The resigned General Secretary Laura Sachslehner sees the ÖVP as too soft in the coalition with the Greens.
Image: dpa
The General Secretary resigns and settles accounts, painful losses are threatened in state elections – and the spirit of Sebastian Kurz still hovers over the Austrian governing party.
In Austria, the chancellor party ÖVP is in turmoil. Under the impression of corruption allegations, but at the same time also of uncertainty in the population in view of various crises, approval for the Christian Democratic ruling party is falling. There is not much left of the former flights of fancy under Sebastian Kurz. As before the era of the ÖVP boss, who resigned in 2021, the party is bobbing in polls at the 20 percent mark, well behind the social democratic SPÖ. She even has to fear that the right-wing FPÖ will contest her second place. One is particularly concerned about the once impregnable ÖVP stronghold of Tyrol, where the state parliament will be elected in two weeks. Tensions erupted over the weekend when the young General Secretary Laura Sachslehner resigned after barely nine months in office, while singing dirty chants.
Sachslehner settled the accounts in three minutes, using words that FPÖ boss Herbert Kickl could hardly have formulated more sharply.

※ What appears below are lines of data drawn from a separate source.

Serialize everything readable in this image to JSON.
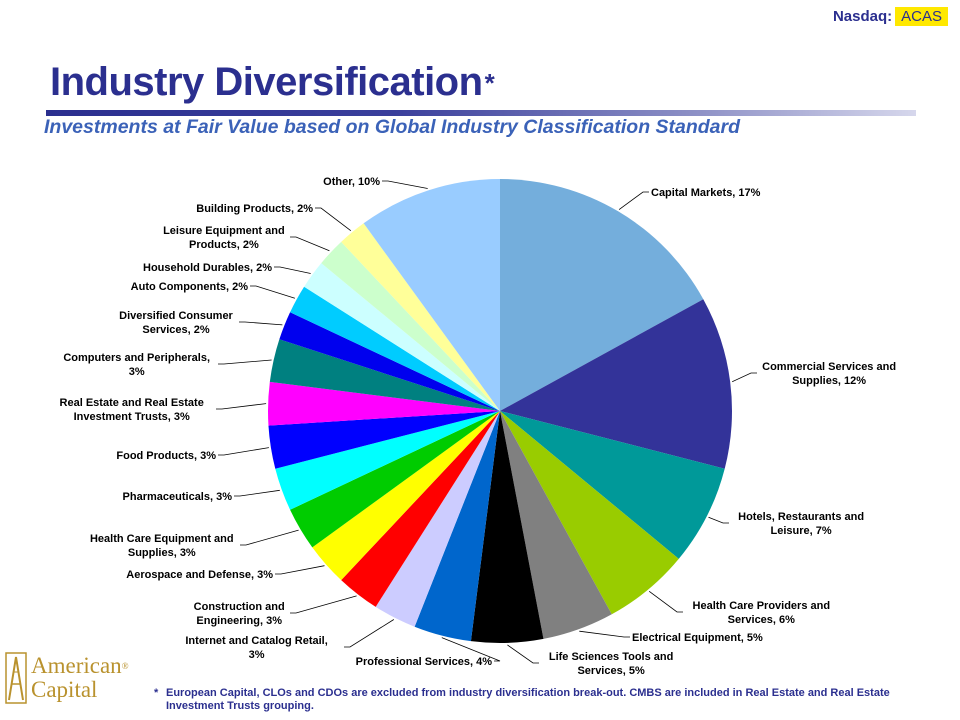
{
  "header": {
    "ticker_label": "Nasdaq:",
    "ticker_symbol": "ACAS",
    "title": "Industry Diversification",
    "title_mark": "*",
    "subtitle": "Investments at Fair Value based on Global Industry Classification Standard"
  },
  "logo": {
    "line1": "American",
    "line2": "Capital",
    "reg_mark": "®"
  },
  "footnote": {
    "mark": "*",
    "text": "European Capital, CLOs and CDOs are excluded from industry diversification break-out.  CMBS are included in Real Estate and Real Estate Investment Trusts grouping."
  },
  "chart_data": {
    "type": "pie",
    "unit": "%",
    "start": "12 o'clock",
    "direction": "clockwise",
    "slices": [
      {
        "label": [
          "Capital Markets, 17%"
        ],
        "value": 17,
        "color": "#74aedc"
      },
      {
        "label": [
          "Commercial Services and",
          "Supplies, 12%"
        ],
        "value": 12,
        "color": "#333399"
      },
      {
        "label": [
          "Hotels, Restaurants and",
          "Leisure, 7%"
        ],
        "value": 7,
        "color": "#009999"
      },
      {
        "label": [
          "Health Care Providers and",
          "Services, 6%"
        ],
        "value": 6,
        "color": "#99cc00"
      },
      {
        "label": [
          "Electrical Equipment, 5%"
        ],
        "value": 5,
        "color": "#808080"
      },
      {
        "label": [
          "Life Sciences Tools and",
          "Services, 5%"
        ],
        "value": 5,
        "color": "#000000"
      },
      {
        "label": [
          "Professional Services, 4%"
        ],
        "value": 4,
        "color": "#0066cc"
      },
      {
        "label": [
          "Internet and Catalog Retail,",
          "3%"
        ],
        "value": 3,
        "color": "#ccccff"
      },
      {
        "label": [
          "Construction and",
          "Engineering, 3%"
        ],
        "value": 3,
        "color": "#ff0000"
      },
      {
        "label": [
          "Aerospace and Defense, 3%"
        ],
        "value": 3,
        "color": "#ffff00"
      },
      {
        "label": [
          "Health Care Equipment and",
          "Supplies, 3%"
        ],
        "value": 3,
        "color": "#00cc00"
      },
      {
        "label": [
          "Pharmaceuticals, 3%"
        ],
        "value": 3,
        "color": "#00ffff"
      },
      {
        "label": [
          "Food Products, 3%"
        ],
        "value": 3,
        "color": "#0000ff"
      },
      {
        "label": [
          "Real Estate and Real Estate",
          "Investment Trusts, 3%"
        ],
        "value": 3,
        "color": "#ff00ff"
      },
      {
        "label": [
          "Computers and Peripherals,",
          "3%"
        ],
        "value": 3,
        "color": "#008080"
      },
      {
        "label": [
          "Diversified Consumer",
          "Services, 2%"
        ],
        "value": 2,
        "color": "#0000ee"
      },
      {
        "label": [
          "Auto Components, 2%"
        ],
        "value": 2,
        "color": "#00ccff"
      },
      {
        "label": [
          "Household Durables, 2%"
        ],
        "value": 2,
        "color": "#ccffff"
      },
      {
        "label": [
          "Leisure Equipment and",
          "Products, 2%"
        ],
        "value": 2,
        "color": "#ccffcc"
      },
      {
        "label": [
          "Building Products, 2%"
        ],
        "value": 2,
        "color": "#ffff99"
      },
      {
        "label": [
          "Other, 10%"
        ],
        "value": 10,
        "color": "#99ccff"
      }
    ]
  }
}
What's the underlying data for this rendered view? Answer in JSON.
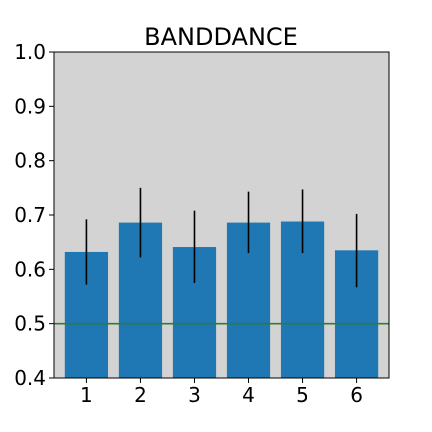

The People’s Party is giving up its values, the 28-year-old Viennese complained. The party is leaving the path it has stood for so far, with which it has won elections and convinced people. She was too soft in the “turquoise-green” coalition. “Curdling up and avoiding conflicts is definitely the wrong way to go.” Of course, this primarily affected Karl Nehammer, the chancellor and “chairman” of the ÖVP, who was unspokenly confronted with his predecessor Kurz.